Au fond le café stagne avec sérénité.
Je veux pas troubler ce temps de vacuité.
dimanche 11 août 2024
Les petits sabots
J’ai bien affûté cette gouge de Grand-père,
Avec laquelle il fit des choses singulières,
Ainsi ces deux sabots qu’il laissait au-dehors
Aux lutins ! Disait-il… Je le revois encor…
samedi 10 août 2024
Pleine peine
Je ne peux oublier les jours de pleine peine,
Quand même le bonheur s’enfuit à perdre haleine,
Et qu’on ne comprend rien au passage du temps.
Pourquoi ces souvenirs sont aussi persistants ?
vendredi 9 août 2024
Étiquettes
De la cave au grenier, dans la maison d’été,
Toutes les choses sont dûment étiquetées.
Chaque phrase est écrite avec un trait de plume,
Une histoire éclatée dans les objets… posthume.
jeudi 8 août 2024
Vain tissu
Ma lassitude ? Un chat, tapis dans un coin d’ombre,
Attendant que je baisse un peu ma garde et sombre,
Un félin qui déchire méthodiquement,
Le tissu de ma vie, ce vain lamé qui ment.
mercredi 7 août 2024
Assourdissant silence
J’eusse voulu briller dans l’art de l’oraison,
Ma logique est rétive à cette inclinaison,
Mais j’escomptais de l’heure pleine de silence,
Hélas un bataillon d’idées toujours s’y lance.
mardi 6 août 2024
Équipées
Aux miennes équipées, je n’ai donné de nom,
(Le temps se chargera de les bannir ou non)
Mais dedans maintes gens valent qu’on se souvienne…
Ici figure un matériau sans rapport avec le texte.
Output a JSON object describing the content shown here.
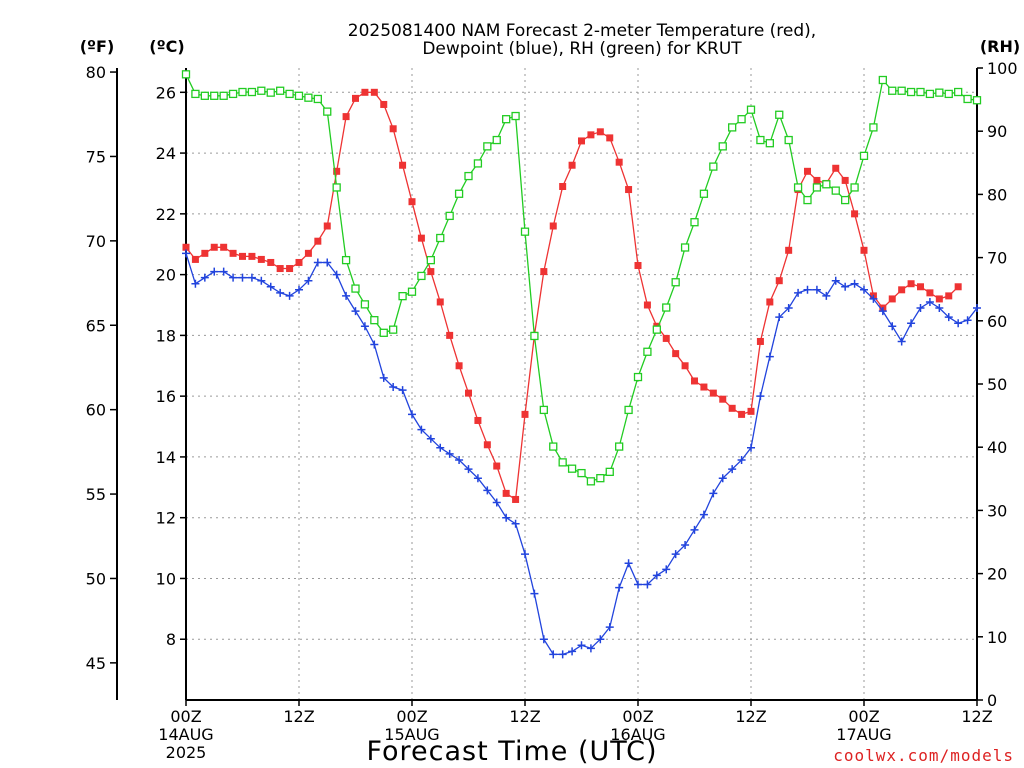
{
  "chart_data": {
    "type": "line",
    "title_line1": "2025081400 NAM Forecast 2-meter Temperature (red),",
    "title_line2": "Dewpoint (blue), RH (green) for KRUT",
    "xlabel": "Forecast Time (UTC)",
    "watermark": "coolwx.com/models",
    "axes": {
      "fahrenheit": {
        "label": "(ºF)",
        "ticks": [
          "80",
          "75",
          "70",
          "65",
          "60",
          "55",
          "50",
          "45"
        ],
        "tick_values": [
          80,
          75,
          70,
          65,
          60,
          55,
          50,
          45
        ]
      },
      "celsius": {
        "label": "(ºC)",
        "range": [
          6,
          26.8
        ],
        "ticks": [
          "26",
          "24",
          "22",
          "20",
          "18",
          "16",
          "14",
          "12",
          "10",
          "8"
        ],
        "tick_values": [
          26,
          24,
          22,
          20,
          18,
          16,
          14,
          12,
          10,
          8
        ]
      },
      "rh": {
        "label": "(RH)",
        "range": [
          0,
          100
        ],
        "ticks": [
          "100",
          "90",
          "80",
          "70",
          "60",
          "50",
          "40",
          "30",
          "20",
          "10",
          "0"
        ],
        "tick_values": [
          100,
          90,
          80,
          70,
          60,
          50,
          40,
          30,
          20,
          10,
          0
        ]
      }
    },
    "x_range_hours": [
      0,
      84
    ],
    "x_ticks": [
      {
        "hour": 0,
        "lines": [
          "00Z",
          "14AUG",
          "2025"
        ]
      },
      {
        "hour": 12,
        "lines": [
          "12Z"
        ]
      },
      {
        "hour": 24,
        "lines": [
          "00Z",
          "15AUG"
        ]
      },
      {
        "hour": 36,
        "lines": [
          "12Z"
        ]
      },
      {
        "hour": 48,
        "lines": [
          "00Z",
          "16AUG"
        ]
      },
      {
        "hour": 60,
        "lines": [
          "12Z"
        ]
      },
      {
        "hour": 72,
        "lines": [
          "00Z",
          "17AUG"
        ]
      },
      {
        "hour": 84,
        "lines": [
          "12Z"
        ]
      }
    ],
    "grid": "dotted",
    "colors": {
      "temperature": "#ee3333",
      "dewpoint": "#2244dd",
      "rh": "#22cc22"
    },
    "series": [
      {
        "key": "temperature",
        "unit": "C",
        "marker": "filled-square",
        "values": [
          [
            0,
            20.9
          ],
          [
            1,
            20.5
          ],
          [
            2,
            20.7
          ],
          [
            3,
            20.9
          ],
          [
            4,
            20.9
          ],
          [
            5,
            20.7
          ],
          [
            6,
            20.6
          ],
          [
            7,
            20.6
          ],
          [
            8,
            20.5
          ],
          [
            9,
            20.4
          ],
          [
            10,
            20.2
          ],
          [
            11,
            20.2
          ],
          [
            12,
            20.4
          ],
          [
            13,
            20.7
          ],
          [
            14,
            21.1
          ],
          [
            15,
            21.6
          ],
          [
            16,
            23.4
          ],
          [
            17,
            25.2
          ],
          [
            18,
            25.8
          ],
          [
            19,
            26.0
          ],
          [
            20,
            26.0
          ],
          [
            21,
            25.6
          ],
          [
            22,
            24.8
          ],
          [
            23,
            23.6
          ],
          [
            24,
            22.4
          ],
          [
            25,
            21.2
          ],
          [
            26,
            20.1
          ],
          [
            27,
            19.1
          ],
          [
            28,
            18.0
          ],
          [
            29,
            17.0
          ],
          [
            30,
            16.1
          ],
          [
            31,
            15.2
          ],
          [
            32,
            14.4
          ],
          [
            33,
            13.7
          ],
          [
            34,
            12.8
          ],
          [
            35,
            12.6
          ],
          [
            36,
            15.4
          ],
          [
            37,
            18.0
          ],
          [
            38,
            20.1
          ],
          [
            39,
            21.6
          ],
          [
            40,
            22.9
          ],
          [
            41,
            23.6
          ],
          [
            42,
            24.4
          ],
          [
            43,
            24.6
          ],
          [
            44,
            24.7
          ],
          [
            45,
            24.5
          ],
          [
            46,
            23.7
          ],
          [
            47,
            22.8
          ],
          [
            48,
            20.3
          ],
          [
            49,
            19.0
          ],
          [
            50,
            18.3
          ],
          [
            51,
            17.9
          ],
          [
            52,
            17.4
          ],
          [
            53,
            17.0
          ],
          [
            54,
            16.5
          ],
          [
            55,
            16.3
          ],
          [
            56,
            16.1
          ],
          [
            57,
            15.9
          ],
          [
            58,
            15.6
          ],
          [
            59,
            15.4
          ],
          [
            60,
            15.5
          ],
          [
            61,
            17.8
          ],
          [
            62,
            19.1
          ],
          [
            63,
            19.8
          ],
          [
            64,
            20.8
          ],
          [
            65,
            22.8
          ],
          [
            66,
            23.4
          ],
          [
            67,
            23.1
          ],
          [
            68,
            23.0
          ],
          [
            69,
            23.5
          ],
          [
            70,
            23.1
          ],
          [
            71,
            22.0
          ],
          [
            72,
            20.8
          ],
          [
            73,
            19.3
          ],
          [
            74,
            18.9
          ],
          [
            75,
            19.2
          ],
          [
            76,
            19.5
          ],
          [
            77,
            19.7
          ],
          [
            78,
            19.6
          ],
          [
            79,
            19.4
          ],
          [
            80,
            19.2
          ],
          [
            81,
            19.3
          ],
          [
            82,
            19.6
          ]
        ]
      },
      {
        "key": "dewpoint",
        "unit": "C",
        "marker": "plus",
        "values": [
          [
            0,
            20.7
          ],
          [
            1,
            19.7
          ],
          [
            2,
            19.9
          ],
          [
            3,
            20.1
          ],
          [
            4,
            20.1
          ],
          [
            5,
            19.9
          ],
          [
            6,
            19.9
          ],
          [
            7,
            19.9
          ],
          [
            8,
            19.8
          ],
          [
            9,
            19.6
          ],
          [
            10,
            19.4
          ],
          [
            11,
            19.3
          ],
          [
            12,
            19.5
          ],
          [
            13,
            19.8
          ],
          [
            14,
            20.4
          ],
          [
            15,
            20.4
          ],
          [
            16,
            20.0
          ],
          [
            17,
            19.3
          ],
          [
            18,
            18.8
          ],
          [
            19,
            18.3
          ],
          [
            20,
            17.7
          ],
          [
            21,
            16.6
          ],
          [
            22,
            16.3
          ],
          [
            23,
            16.2
          ],
          [
            24,
            15.4
          ],
          [
            25,
            14.9
          ],
          [
            26,
            14.6
          ],
          [
            27,
            14.3
          ],
          [
            28,
            14.1
          ],
          [
            29,
            13.9
          ],
          [
            30,
            13.6
          ],
          [
            31,
            13.3
          ],
          [
            32,
            12.9
          ],
          [
            33,
            12.5
          ],
          [
            34,
            12.0
          ],
          [
            35,
            11.8
          ],
          [
            36,
            10.8
          ],
          [
            37,
            9.5
          ],
          [
            38,
            8.0
          ],
          [
            39,
            7.5
          ],
          [
            40,
            7.5
          ],
          [
            41,
            7.6
          ],
          [
            42,
            7.8
          ],
          [
            43,
            7.7
          ],
          [
            44,
            8.0
          ],
          [
            45,
            8.4
          ],
          [
            46,
            9.7
          ],
          [
            47,
            10.5
          ],
          [
            48,
            9.8
          ],
          [
            49,
            9.8
          ],
          [
            50,
            10.1
          ],
          [
            51,
            10.3
          ],
          [
            52,
            10.8
          ],
          [
            53,
            11.1
          ],
          [
            54,
            11.6
          ],
          [
            55,
            12.1
          ],
          [
            56,
            12.8
          ],
          [
            57,
            13.3
          ],
          [
            58,
            13.6
          ],
          [
            59,
            13.9
          ],
          [
            60,
            14.3
          ],
          [
            61,
            16.0
          ],
          [
            62,
            17.3
          ],
          [
            63,
            18.6
          ],
          [
            64,
            18.9
          ],
          [
            65,
            19.4
          ],
          [
            66,
            19.5
          ],
          [
            67,
            19.5
          ],
          [
            68,
            19.3
          ],
          [
            69,
            19.8
          ],
          [
            70,
            19.6
          ],
          [
            71,
            19.7
          ],
          [
            72,
            19.5
          ],
          [
            73,
            19.2
          ],
          [
            74,
            18.8
          ],
          [
            75,
            18.3
          ],
          [
            76,
            17.8
          ],
          [
            77,
            18.4
          ],
          [
            78,
            18.9
          ],
          [
            79,
            19.1
          ],
          [
            80,
            18.9
          ],
          [
            81,
            18.6
          ],
          [
            82,
            18.4
          ],
          [
            83,
            18.5
          ],
          [
            84,
            18.9
          ]
        ]
      },
      {
        "key": "rh",
        "unit": "%",
        "marker": "open-square",
        "values": [
          [
            0,
            99.0
          ],
          [
            1,
            95.9
          ],
          [
            2,
            95.6
          ],
          [
            3,
            95.6
          ],
          [
            4,
            95.6
          ],
          [
            5,
            95.9
          ],
          [
            6,
            96.2
          ],
          [
            7,
            96.2
          ],
          [
            8,
            96.4
          ],
          [
            9,
            96.1
          ],
          [
            10,
            96.4
          ],
          [
            11,
            95.9
          ],
          [
            12,
            95.6
          ],
          [
            13,
            95.3
          ],
          [
            14,
            95.1
          ],
          [
            15,
            93.1
          ],
          [
            16,
            81.1
          ],
          [
            17,
            69.6
          ],
          [
            18,
            65.1
          ],
          [
            19,
            62.6
          ],
          [
            20,
            60.1
          ],
          [
            21,
            58.1
          ],
          [
            22,
            58.6
          ],
          [
            23,
            63.9
          ],
          [
            24,
            64.6
          ],
          [
            25,
            67.1
          ],
          [
            26,
            69.6
          ],
          [
            27,
            73.1
          ],
          [
            28,
            76.6
          ],
          [
            29,
            80.1
          ],
          [
            30,
            82.9
          ],
          [
            31,
            84.9
          ],
          [
            32,
            87.6
          ],
          [
            33,
            88.6
          ],
          [
            34,
            91.9
          ],
          [
            35,
            92.4
          ],
          [
            36,
            74.1
          ],
          [
            37,
            57.6
          ],
          [
            38,
            45.9
          ],
          [
            39,
            40.1
          ],
          [
            40,
            37.6
          ],
          [
            41,
            36.6
          ],
          [
            42,
            35.9
          ],
          [
            43,
            34.6
          ],
          [
            44,
            35.1
          ],
          [
            45,
            36.1
          ],
          [
            46,
            40.1
          ],
          [
            47,
            45.9
          ],
          [
            48,
            51.1
          ],
          [
            49,
            55.1
          ],
          [
            50,
            58.6
          ],
          [
            51,
            62.1
          ],
          [
            52,
            66.1
          ],
          [
            53,
            71.6
          ],
          [
            54,
            75.6
          ],
          [
            55,
            80.1
          ],
          [
            56,
            84.4
          ],
          [
            57,
            87.6
          ],
          [
            58,
            90.6
          ],
          [
            59,
            91.9
          ],
          [
            60,
            93.4
          ],
          [
            61,
            88.6
          ],
          [
            62,
            88.1
          ],
          [
            63,
            92.6
          ],
          [
            64,
            88.6
          ],
          [
            65,
            81.1
          ],
          [
            66,
            79.1
          ],
          [
            67,
            81.1
          ],
          [
            68,
            81.6
          ],
          [
            69,
            80.6
          ],
          [
            70,
            79.1
          ],
          [
            71,
            81.1
          ],
          [
            72,
            86.1
          ],
          [
            73,
            90.6
          ],
          [
            74,
            98.1
          ],
          [
            75,
            96.4
          ],
          [
            76,
            96.4
          ],
          [
            77,
            96.2
          ],
          [
            78,
            96.2
          ],
          [
            79,
            95.9
          ],
          [
            80,
            96.1
          ],
          [
            81,
            95.9
          ],
          [
            82,
            96.2
          ],
          [
            83,
            95.1
          ],
          [
            84,
            94.9
          ]
        ]
      }
    ]
  }
}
Au fil des ans je prie pour que mon encre tienne.
lundi 5 août 2024
Chambre bleue
La chambre est bleue comme une lagune océane,
Et la femme alitée, sous son masque diaphane,
Imagine nager dans l’eau des profondeurs.
Pour elle je ne suis qu’un poisson maraudeur.
dimanche 4 août 2024
Exultation
Le cœur s’emballe et l’oxygène se répand,
Le corps exulte sans une once de dopant.
Sous le soleil ravi la bicyclette file
Et j’y suis accordé, dans ce temps immobile.
samedi 3 août 2024
Vol d’aubade
Le monde s’harmonise autour d’une fenêtre
Ouverte. Je vais m’éveiller et puis renaître.
Une aubade s’envole avec un martinet,
Vite il me faut noter cela dans un carnet.
vendredi 2 août 2024
Officier civil
Avec son encre noire et sa plume d’acier,
Ses registres ouverts, tel un vil créancier,
Il paraphait, gourmand, les décès, les naissances…
Au mariage il donnait, malgré tout, préséance.
jeudi 1 août 2024
Antidote
Rien ne la distinguait du reste des passants
Son petit air frondeur, peut-être, ou agaçant.